Great Time in Brockville
May 11, 2011 by edbbsnr
The Monday evening talk on Invisible Army went very well – about 35 people showed up – some from as far away as Kanata and Rideau Ferry. Gerry Covell, a retired lockmaster at Poonanmalee, came, and we went through the common travails of working around the Parks Canada personnel records.
Another gentleman brought the family genealogy of his distant ancestors – the Newman brothers, who were among the first lockmasters at Black Rapids, Clowes, and Nicholsons locks.
Creation of the “slackwater” canal flooded a lot of low-lying areas – shown in a “before and after” map of the Opinicon Lake area.
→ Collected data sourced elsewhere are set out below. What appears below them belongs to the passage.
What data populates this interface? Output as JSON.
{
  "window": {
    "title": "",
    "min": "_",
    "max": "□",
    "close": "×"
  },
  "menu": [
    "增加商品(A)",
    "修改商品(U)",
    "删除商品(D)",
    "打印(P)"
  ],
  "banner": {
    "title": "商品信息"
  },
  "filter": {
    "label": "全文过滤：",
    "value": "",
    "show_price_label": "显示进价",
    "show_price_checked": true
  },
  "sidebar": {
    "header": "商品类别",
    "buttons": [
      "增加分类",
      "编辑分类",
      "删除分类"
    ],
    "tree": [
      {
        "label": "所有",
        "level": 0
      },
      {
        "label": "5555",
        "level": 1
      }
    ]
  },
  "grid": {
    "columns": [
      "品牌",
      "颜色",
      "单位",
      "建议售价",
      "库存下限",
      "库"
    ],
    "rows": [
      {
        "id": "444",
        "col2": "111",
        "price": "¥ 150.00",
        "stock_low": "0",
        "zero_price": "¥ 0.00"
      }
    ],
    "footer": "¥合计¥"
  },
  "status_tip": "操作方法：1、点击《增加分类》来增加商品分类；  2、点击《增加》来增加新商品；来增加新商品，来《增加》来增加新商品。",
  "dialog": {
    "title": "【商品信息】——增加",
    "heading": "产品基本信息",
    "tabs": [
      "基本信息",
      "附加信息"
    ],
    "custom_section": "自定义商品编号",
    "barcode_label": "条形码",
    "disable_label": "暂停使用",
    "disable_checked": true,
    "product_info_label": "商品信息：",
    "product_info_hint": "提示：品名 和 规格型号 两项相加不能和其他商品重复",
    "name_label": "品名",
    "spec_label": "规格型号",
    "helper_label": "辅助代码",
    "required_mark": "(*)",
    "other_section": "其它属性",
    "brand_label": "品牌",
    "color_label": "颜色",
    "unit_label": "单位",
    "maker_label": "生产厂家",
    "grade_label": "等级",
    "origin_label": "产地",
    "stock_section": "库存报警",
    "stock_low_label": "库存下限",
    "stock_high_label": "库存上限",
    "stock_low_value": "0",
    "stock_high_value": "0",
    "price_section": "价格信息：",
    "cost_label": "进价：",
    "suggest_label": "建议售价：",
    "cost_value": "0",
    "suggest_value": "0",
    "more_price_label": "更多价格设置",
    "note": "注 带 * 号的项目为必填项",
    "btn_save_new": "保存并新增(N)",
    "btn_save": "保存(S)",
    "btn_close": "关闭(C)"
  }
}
Water management kept the water levels relatively stable to meet the needs of the steamers and the timber trade (which obviously went away, as road and rail pushed into the area).
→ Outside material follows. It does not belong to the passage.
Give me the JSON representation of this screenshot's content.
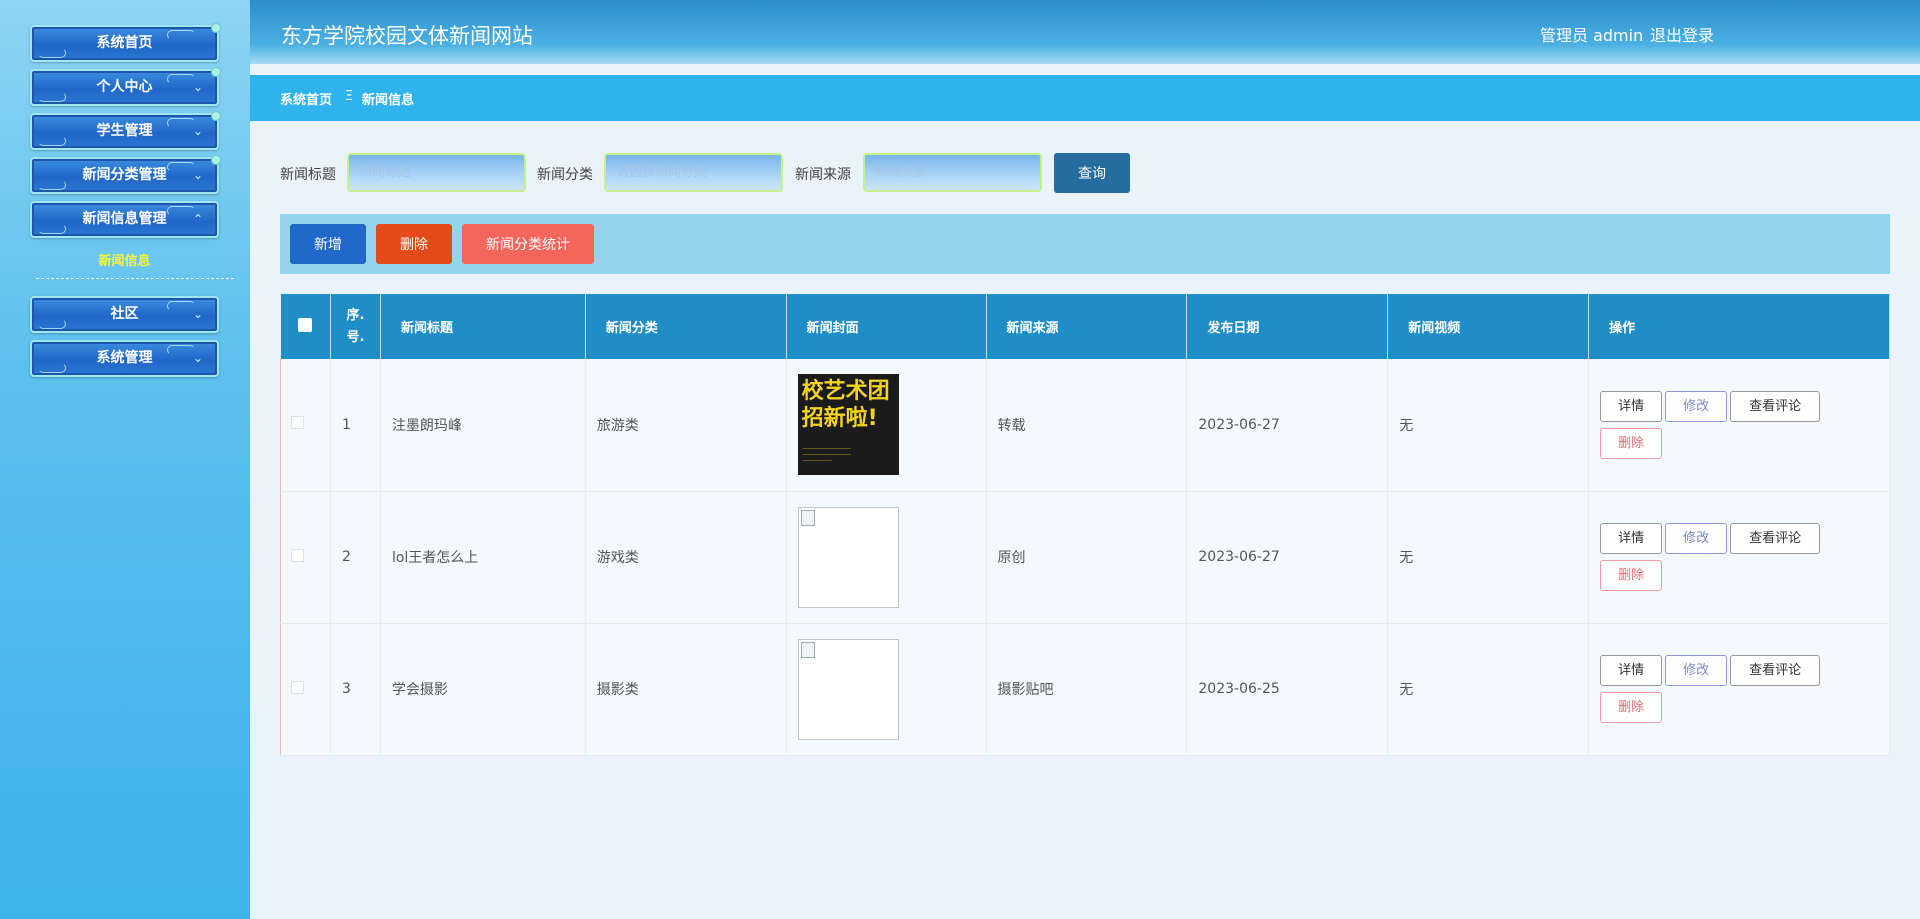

I illustrated the difficulties of the early “roads” (so-called) using Lockmaster Peter Sweeney’s diary (1839-1850) . He was a “travelling” man, as well as a “drinking” man, and his jaunts from Jones Falls to Brockville, Prescott, and Kingston sorely tested his stamina, but not his determination.
I focused on showing how the canal had successfully overcome its lack of long-term commercial success by recognizing (reluctantly) that the future lay in the tourism/ guiding/ cottage country area. Serendipity – the rise of the “back to nature” movement in the northern US in the 1880′s and the abundance of unspoiled nature in the Rideau Corridor was the catalyst.
My new projector, an Epson EX5200, worked like a charm!